The physical scale of the watch leaves no doubt about its intended use. The 50 mm platinum case and its 23.4 mm thickness would be impractical on a wrist, yet they feel logical in the hand. This size allows for extreme mechanical density without compromise. Audemars Piguet re-engineered the entire case architecture so that crown-pushers and correctors are regrouped, symmetrical, and protected against accidental activation. Extensive 3D modelling and real-world testing shaped the tactile response of each control, reflecting the same design thinking that led to the patented all-in-one crown system found in the latest perpetual calendar wristwatches.
A discreet push-piece at 6 o’clock releases the secret caseback, opening it a full 180 degrees. Inside, the caseback becomes part of the mechanism itself. It functions as a sapphire Supersonnerie soundboard, enhancing acoustic performance while offering an unobstructed view of both the movement and the Universal Calendar. The exterior of the case is hand-engraved, with all functional elements confined to a limited area. The remaining surfaces are devoted to Audemars Piguet’s history, including portraits of the founders and the 150-year anniversary emblem, turning the object into a narrative as much as a timekeeper.
The main dial continues this fusion of mechanics and art. Crafted in 18-carat white gold, it is finished with blue translucent grand feu enamel. Hand-engraved Roman numerals sit above star-trail motifs, reinforcing the astronomical theme that runs throughout the watch. Pink-gold hands provide contrast and warmth, echoing the tone of the tourbillon bridge, while the split-seconds hand is rendered in white gold. The Universal Calendar dial mirrors this aesthetic, with engraved star trails filled with blue enamel and titanium-toned indication discs.
Calibre 1150 is derived from the Calibre 1000, also known as the Universelle and introduced in 2023, yet it has been profoundly reworked for pocket-watch use. The oscillating weight has been removed, activation systems redesigned, and the architecture adapted for manual winding. The movement comprises 1,140 components, offers a minimum power reserve of 60 hours, and operates at 21,600 vibrations per hour. In total, it integrates 40 functions and 22 complications.

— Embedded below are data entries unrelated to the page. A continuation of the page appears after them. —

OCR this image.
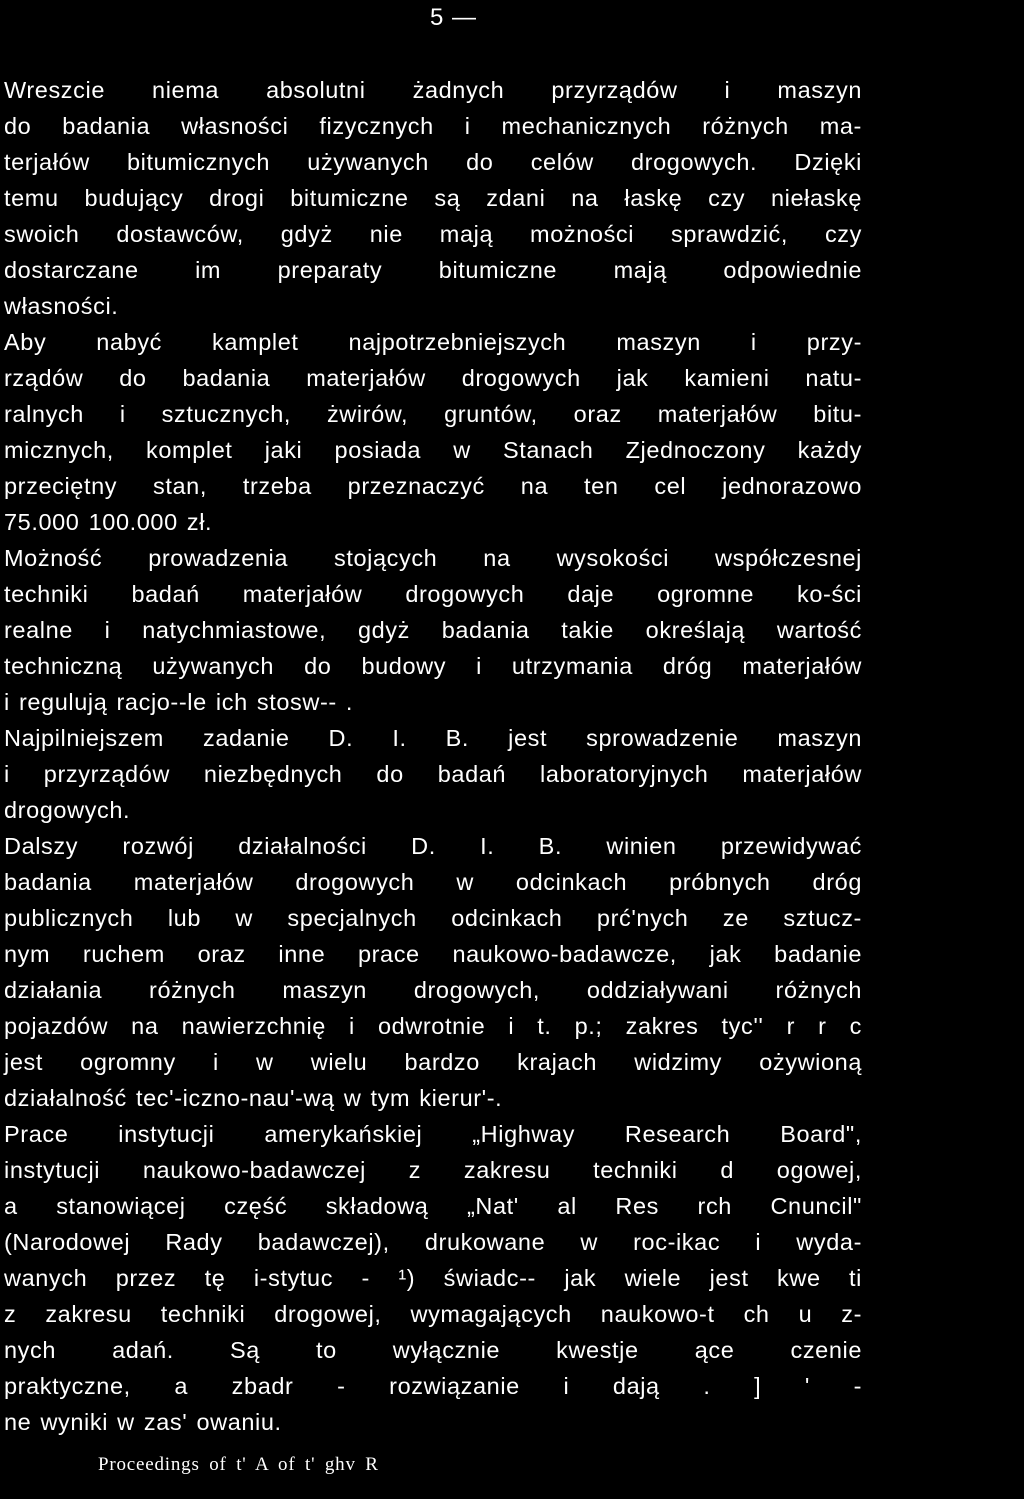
5 —
Wreszcie niema absolutni żadnych przyrządów i maszyn
do badania własności fizycznych i mechanicznych różnych ma-
terjałów bitumicznych używanych do celów drogowych. Dzięki
temu budujący drogi bitumiczne są zdani na łaskę czy niełaskę
swoich dostawców, gdyż nie mają możności sprawdzić, czy
dostarczane im preparaty bitumiczne mają odpowiednie
własności.
Aby nabyć kamplet najpotrzebniejszych maszyn i przy-
rządów do badania materjałów drogowych jak kamieni natu-
ralnych i sztucznych, żwirów, gruntów, oraz materjałów bitu-
micznych, komplet jaki posiada w Stanach Zjednoczony każdy
przeciętny stan, trzeba przeznaczyć na ten cel jednorazowo
75.000 100.000 zł.
Możność prowadzenia stojących na wysokości współczesnej
techniki badań materjałów drogowych daje ogromne ko-ści
realne i natychmiastowe, gdyż badania takie określają wartość
techniczną używanych do budowy i utrzymania dróg materjałów
i regulują racjo--le ich stosw-- .
Najpilniejszem zadanie D. I. B. jest sprowadzenie maszyn
i przyrządów niezbędnych do badań laboratoryjnych materjałów
drogowych.
Dalszy rozwój działalności D. I. B. winien przewidywać
badania materjałów drogowych w odcinkach próbnych dróg
publicznych lub w specjalnych odcinkach prć'nych ze sztucz-
nym ruchem oraz inne prace naukowo-badawcze, jak badanie
działania różnych maszyn drogowych, oddziaływani różnych
pojazdów na nawierzchnię i odwrotnie i t. p.; zakres tyc'' r r c
jest ogromny i w wielu bardzo krajach widzimy ożywioną
działalność tec'-iczno-nau'-wą w tym kierur'-.
Prace instytucji amerykańskiej „Highway Research Board",
instytucji naukowo-badawczej z zakresu techniki d ogowej,
a stanowiącej część składową „Nat' al Res rch Cnuncil"
(Narodowej Rady badawczej), drukowane w roc-ikac i wyda-
wanych przez tę i-stytuc - ¹) świadc-- jak wiele jest kwe ti
z zakresu techniki drogowej, wymagających naukowo-t ch u z-
nych adań. Są to wyłącznie kwestje ące czenie
praktyczne, a zbadr - rozwiązanie i dają . ] ' -
ne wyniki w zas' owaniu.
Proceedings of t' A of t' ghv R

When the Universal Calendar is included, the numbers rise to 47 functions and 30 complications within a single object.
Its headline complications read like a catalogue of haute horlogerie at its most uncompromising. Grande Sonnerie, Petite Sonnerie, and a minute repeater are enhanced by Audemars Piguet’s patented Supersonnerie technology. A split-seconds flyback chronograph features a semi-instantaneous minute counter and a dragging hours counter. A flying tourbillon with large amplitude anchors the regulating organ. The semi-Gregorian perpetual calendar remains accurate until the year 2399, while the astronomical moon and precise moon-phase displays reinforce the celestial theme. Despite this density, legibility is carefully preserved. Calendar indications appear in dedicated apertures, leaving the chronograph counters clean and readable.

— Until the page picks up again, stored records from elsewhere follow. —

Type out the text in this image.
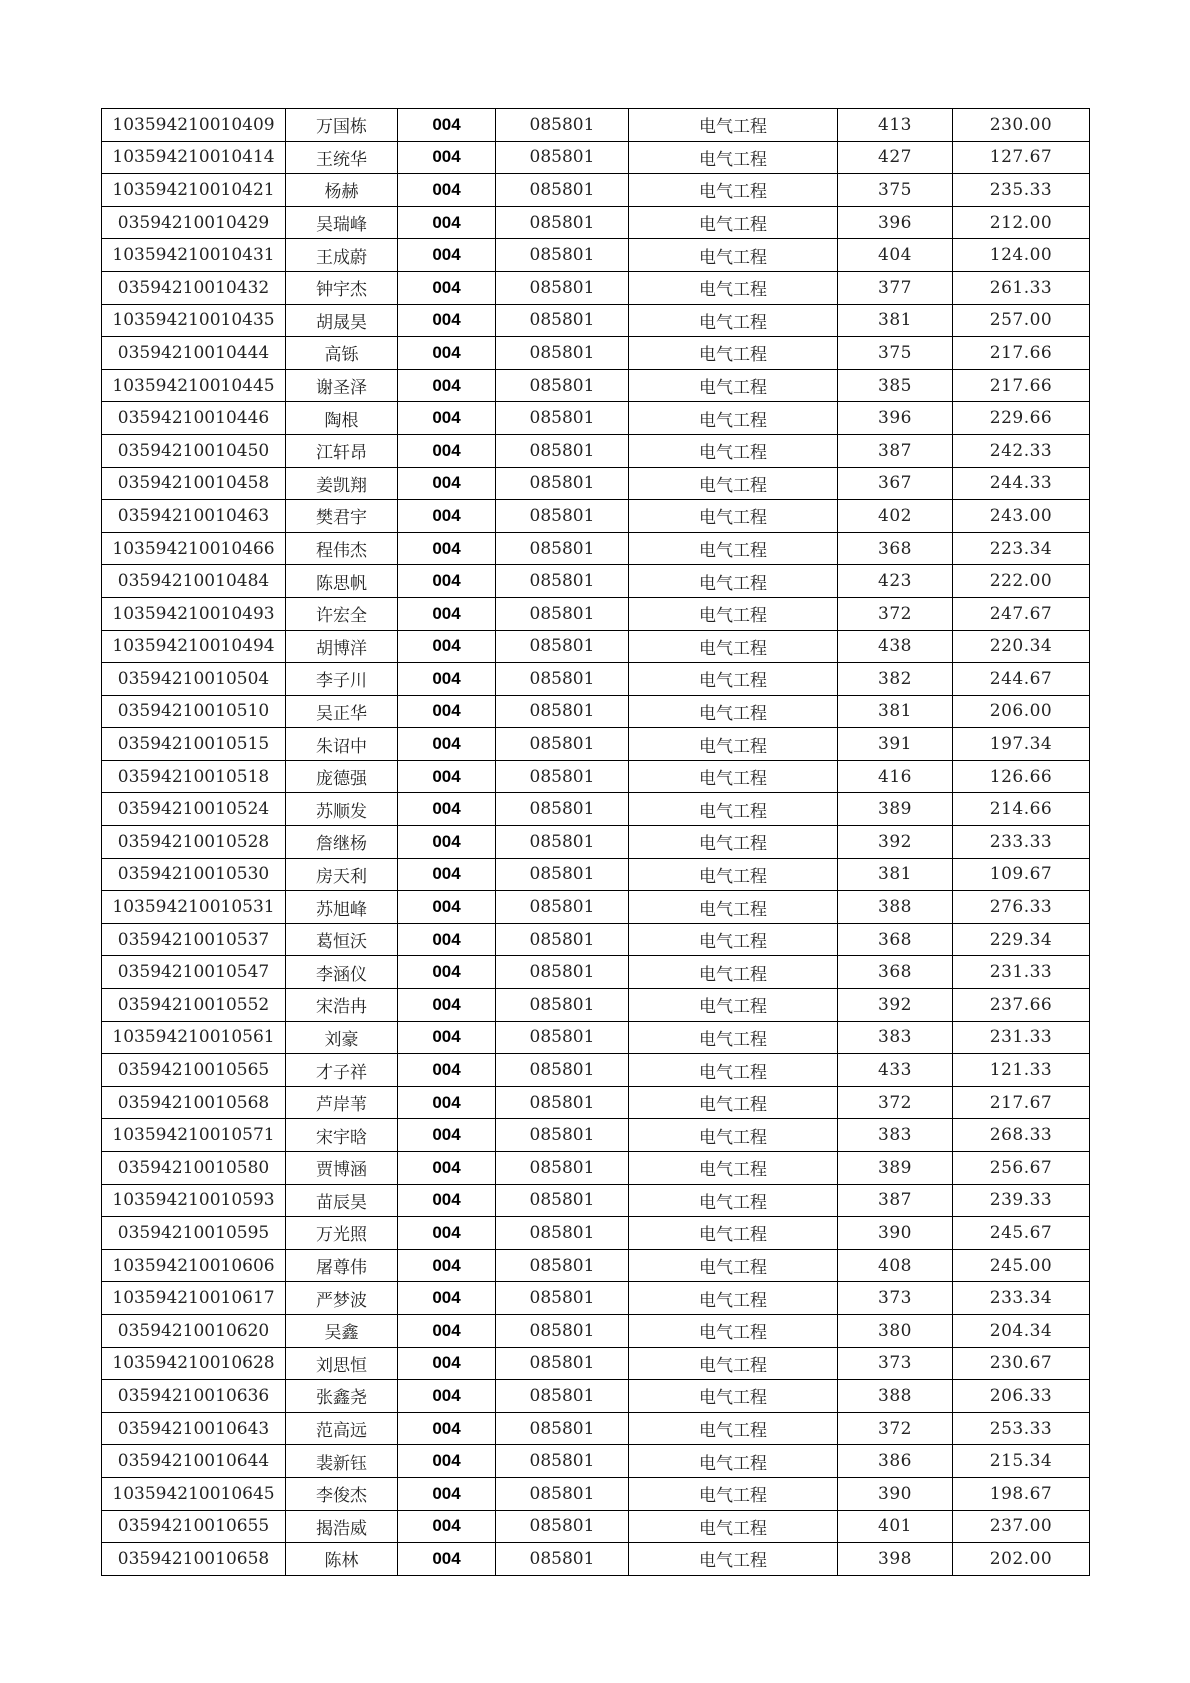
103594210010409	万国栋	004	085801	电气工程	413	230.00
103594210010414	王统华	004	085801	电气工程	427	127.67
103594210010421	杨赫	004	085801	电气工程	375	235.33
03594210010429	吴瑞峰	004	085801	电气工程	396	212.00
103594210010431	王成蔚	004	085801	电气工程	404	124.00
03594210010432	钟宇杰	004	085801	电气工程	377	261.33
103594210010435	胡晟昊	004	085801	电气工程	381	257.00
03594210010444	高铄	004	085801	电气工程	375	217.66
103594210010445	谢圣泽	004	085801	电气工程	385	217.66
03594210010446	陶根	004	085801	电气工程	396	229.66
03594210010450	江轩昂	004	085801	电气工程	387	242.33
03594210010458	姜凯翔	004	085801	电气工程	367	244.33
03594210010463	樊君宇	004	085801	电气工程	402	243.00
103594210010466	程伟杰	004	085801	电气工程	368	223.34
03594210010484	陈思帆	004	085801	电气工程	423	222.00
103594210010493	许宏全	004	085801	电气工程	372	247.67
103594210010494	胡博洋	004	085801	电气工程	438	220.34
03594210010504	李子川	004	085801	电气工程	382	244.67
03594210010510	吴正华	004	085801	电气工程	381	206.00
03594210010515	朱诏中	004	085801	电气工程	391	197.34
03594210010518	庞德强	004	085801	电气工程	416	126.66
03594210010524	苏顺发	004	085801	电气工程	389	214.66
03594210010528	詹继杨	004	085801	电气工程	392	233.33
03594210010530	房天利	004	085801	电气工程	381	109.67
103594210010531	苏旭峰	004	085801	电气工程	388	276.33
03594210010537	葛恒沃	004	085801	电气工程	368	229.34
03594210010547	李涵仪	004	085801	电气工程	368	231.33
03594210010552	宋浩冉	004	085801	电气工程	392	237.66
103594210010561	刘豪	004	085801	电气工程	383	231.33
03594210010565	才子祥	004	085801	电气工程	433	121.33
03594210010568	芦岸苇	004	085801	电气工程	372	217.67
103594210010571	宋宇晗	004	085801	电气工程	383	268.33
03594210010580	贾博涵	004	085801	电气工程	389	256.67
103594210010593	苗辰昊	004	085801	电气工程	387	239.33
03594210010595	万光照	004	085801	电气工程	390	245.67
103594210010606	屠尊伟	004	085801	电气工程	408	245.00
103594210010617	严梦波	004	085801	电气工程	373	233.34
03594210010620	吴鑫	004	085801	电气工程	380	204.34
103594210010628	刘思恒	004	085801	电气工程	373	230.67
03594210010636	张鑫尧	004	085801	电气工程	388	206.33
03594210010643	范高远	004	085801	电气工程	372	253.33
03594210010644	裴新钰	004	085801	电气工程	386	215.34
103594210010645	李俊杰	004	085801	电气工程	390	198.67
03594210010655	揭浩威	004	085801	电气工程	401	237.00
03594210010658	陈林	004	085801	电气工程	398	202.00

Operation is centralised around three crown-pushers. The multifunction control at 2 o’clock starts and stops the chronograph, selects chiming modes, and activates the minute repeater via a pull function. The main crown-pusher at 3 o’clock manages winding, bidirectional date correction, time-setting, and split-seconds activation through a patented return system linked to the stem. A push-piece at 4 o’clock resets the flyback chronograph and adjusts the month forwards or backwards, returning automatically to neutral after each use. Additional correctors for the weekday and moon phase are hidden beneath the caseback, preserving visual balance.
The most original element remains the Universal Calendar itself. Housed within the caseback cover, it operates independently of the main movement. Traditional perpetual calendars are locked to a single civil system. This mechanism is different. It compiles eight complications and seventeen indications, presenting year, leap years, months, dates, and weeks alongside moon phases, lunisolar dates, solstices, and equinoxes. It also tracks nine major cultural celebrations derived from solar, lunar, and lunisolar calendars, including Christmas, Ramadan, Diwali, Easter, Vesak, Rosh Hashanah, and Chinese New Year.

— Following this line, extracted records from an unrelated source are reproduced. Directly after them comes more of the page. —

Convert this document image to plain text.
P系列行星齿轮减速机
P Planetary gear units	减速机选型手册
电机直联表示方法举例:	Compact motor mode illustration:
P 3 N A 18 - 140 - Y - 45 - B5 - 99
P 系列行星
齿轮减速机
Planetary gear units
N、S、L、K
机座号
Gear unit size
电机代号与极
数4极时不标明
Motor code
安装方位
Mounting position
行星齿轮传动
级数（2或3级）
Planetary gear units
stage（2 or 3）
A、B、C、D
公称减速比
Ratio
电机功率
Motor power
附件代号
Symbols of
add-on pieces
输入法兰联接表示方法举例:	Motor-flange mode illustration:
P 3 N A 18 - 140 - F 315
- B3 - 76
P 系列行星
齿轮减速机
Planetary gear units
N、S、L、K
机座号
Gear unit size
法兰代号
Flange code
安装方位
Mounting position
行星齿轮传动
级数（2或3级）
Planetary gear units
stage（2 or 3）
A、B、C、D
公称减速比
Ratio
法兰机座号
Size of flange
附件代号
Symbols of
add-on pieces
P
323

A bidirectional wheel on the caseback advances the system. One complete rotation moves the calendar through a full Metonic cycle of nineteen years, synchronising lunar and solar rhythms. The mechanism covers the period from 1900 to 2099 and remains accurate regardless of the watch’s power reserve, underscoring its role as an autonomous mechanical calculator rather than a dependent display.
The watch is delivered with a hand-made platinum chain, a detail that reinforces its identity as a complete object rather than a movement placed in a case. Production is limited to just two unique platinum pieces, with white-gold variations planned. Pricing is available only on request, but the scope, rarity, and complexity make its positioning clear. The 150e Héritage is not merely a celebratory piece. It is a modern reference point for what is mechanically possible, and a reminder that at the very top of watchmaking, innovation still defines the most expensive watches in the world.